И пучок мяты стал переходить из рук в руки, распространяя по больничной палате запах луга, пастбища, лета…
Теперь Хандулай все знала о больных, знала, кто чем болен, и каждого поддерживала не только полезными травами, но и добрыми словами.
«Это ты?! — восклицала она, входя в палату. — Да тебя сегодня просто не узнать! Какой румянец, а ведь недавно ты была без кровинки. Грех даже сказать, что ты больна!» — И женщина действительно счастливо розовела от этих слов, и в сердце закрадывалась робкая надежда. А надежда и вера приносили выздоровление.
Врачи, которые сначала подозрительно относились к этой странной женщине в пестрой одежде и с огромной кастрюлей в руках, теперь улыбались ей как старой знакомой.
Все красноречие Хандулай, которое раньше выливалось в проклятия, теперь обратилось в добрые слова. Они излечивали больных не менее, чем живительные снадобья. Уже вышел из больницы тот мужчина, ради которого она впервые пришла сюда, и старый чабан, любивший мяту, уже не раз сменился состав больных, а Хандулай все ходила и ходила в больницу, находя в этом радость и утешение, а может быть, и смысл жизни.
С годами сменились многие врачи и медсестры. Только она в своем пестром платке и таком же ярком платье, торчащем из-под белого халата, оставалась неизменной. И чудесный аромат мяты вместе с ней входил в палаты, забивая запахи лекарств. А тот, кто приходил в больницу впервые, приятно удивлялся тому, что нет здесь тревожного запаха больницы, пахнет только летом да горами.
Но все в жизни имеет свой конец. Каждый смертен под этим небом. И настал день, когда Хандулай слегла. Несмотря на уговоры врачей, она отказалась лечь в больницу и осталась в своем старом доме. Со всех аулов те, кого подняла она с больничной койки, приносили варенье, абрикосы, мед…
Хандулай тихой улыбкой благодарила людей, потому что ей, столь красноречивой прежде, каждое слово теперь давалось с трудом.

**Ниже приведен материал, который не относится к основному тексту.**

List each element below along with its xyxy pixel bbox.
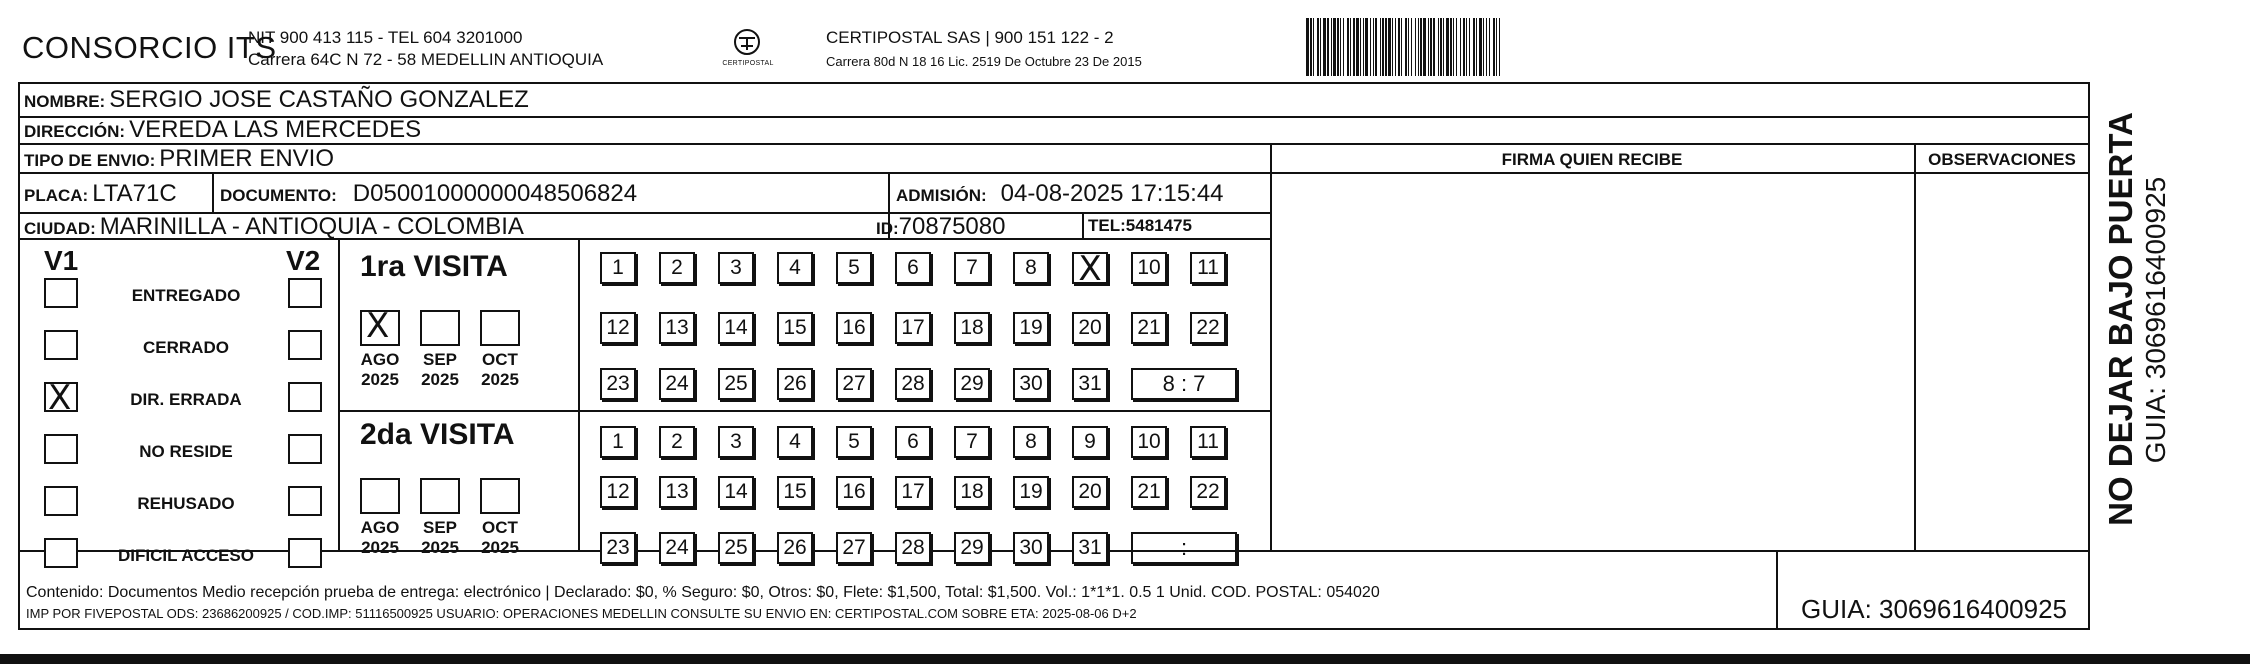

И вот однажды, когда она уже не отличала дня от ночи, потому что темный туман все время стоял в глазах, — кто-то положил ей на подушку пучок мяты. И тогда, впервые за много дней, она заговорила:
— Мята! Откройте окно. На улице лето, птицы, наверное, поют…
Кто-то раскрыл окно. Кто-то приподнял ее на высоких подушках. Она повернула голову навстречу свежему потоку воздуха, хлынувшему в комнату. И вдруг взгляд ее остановился. Она издала короткий вздох, и душа ее невидимым облаком отлетела, переходя туда, где синели горы, колыхалась трава и нежно и неповторимо пахла мята…
Вот и настал вечер, ради которого я приехала в аул. На обсуждение статьи «Замуж без калыма» собралось столько народа, что в клубе, как говорится, яблоку негде было упасть. Видно, вопрос этот по-своему волновал каждого: и молодого и старого.